If you’re paying close attention to the Dr. Seuss tale, it’s not necessarily the stuff that pisses of The Grinch, it’s the commotion. “They’d rush for their toys, and then, oh the noise!” High on his perch, The Grinch cannot see the plundering, crafting, and consumption, but he’s not safe from the shrieks and cheers of the industrial system at large, either.
We all know the rest. Down below in Whoville, The Grinch snatches up every speck of Christmas he can find, even if that means wrenching out the heart of sweet Cindy Lou Who and stomping on it. It’s when he returns to the mountaintop that The Grinch’s tale turns revolutionary.
The Unity of Community
Entirely expecting to hear nothing but weeping, The Grinch is confronted by singing. How? How could the Whos, a direct representation of the most capitalistic of Americans focused entirely on acquiring, still find a way to be joyful?
It’s within the need to sing that we can fathom hope not only for a Christmas without consumerism but a life without capitalism. Take away all the stuff and you’ve suddenly got a system deprived of the very thing that provides its life force. What we’ve got left is what we actually need to survive: each other. The Whos rejoice in the face of loss because they can foster a deep sense of community. This is what Marx refers to when discussing the tenets of communism. A community, leaning on and solely need each other. While vague, this is the ‘something more’ that The Grinch realizes Christmas is truly about. Sharing. Love. Survival is not only possible without things, but thriving is attainable when we put our focus on each other. This is how we undermine the consumerism that we know to be Christmas.

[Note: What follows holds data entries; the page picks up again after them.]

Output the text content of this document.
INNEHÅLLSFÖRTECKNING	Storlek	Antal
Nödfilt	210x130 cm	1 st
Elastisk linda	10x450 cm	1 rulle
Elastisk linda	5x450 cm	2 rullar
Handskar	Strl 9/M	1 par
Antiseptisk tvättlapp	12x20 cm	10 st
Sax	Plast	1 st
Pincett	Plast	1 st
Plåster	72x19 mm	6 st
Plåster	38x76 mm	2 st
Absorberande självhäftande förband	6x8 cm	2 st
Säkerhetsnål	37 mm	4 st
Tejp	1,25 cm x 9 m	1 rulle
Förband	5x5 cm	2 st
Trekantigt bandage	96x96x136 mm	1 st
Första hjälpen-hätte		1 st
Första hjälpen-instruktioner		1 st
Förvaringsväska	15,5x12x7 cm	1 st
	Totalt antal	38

It’s not without noting, however, that when the The Grinch goes down into Whoville the final time, he returns all the presents and goes so far as to carve the Who’s turkey. If this guy disdains capitalism so much, then why does he give back the very thing which requires the system to function? Is it somehow better that the Whos know capitalism is ruinous to all aspects of life while still engaging in it than by being blind to it all?
In his 2017 article for HuffPost (which I discovered midway through writing this article- original idea it is not, apparently!) Cavan W. Concannon brings up an excellent point about what returning the presents means, and how a future without capitalism would actually come about.
It takes a radical act of violence, both Concannon and Marx acknowledge, to move out of the destructive system of capitalism. This is a children’s story after all, and how would it look if The Whos destroyed all of the gifts, not if The Grinch merely stole them? This violent act would signal a true dismantling of the system (and it probably wouldn’t sell very many books). Are we ready? Is Dr. Seuss merely planting a seed?
Concannon notes that “the hope for such an act lies in a community choosing to face its world with no illusions.” That’s pretty brave. Perhaps if we’re brave enough to undermine Christmas jut once, as the supply chain threatens, we can imagine a world without stuff, a world of community, a world without destruction.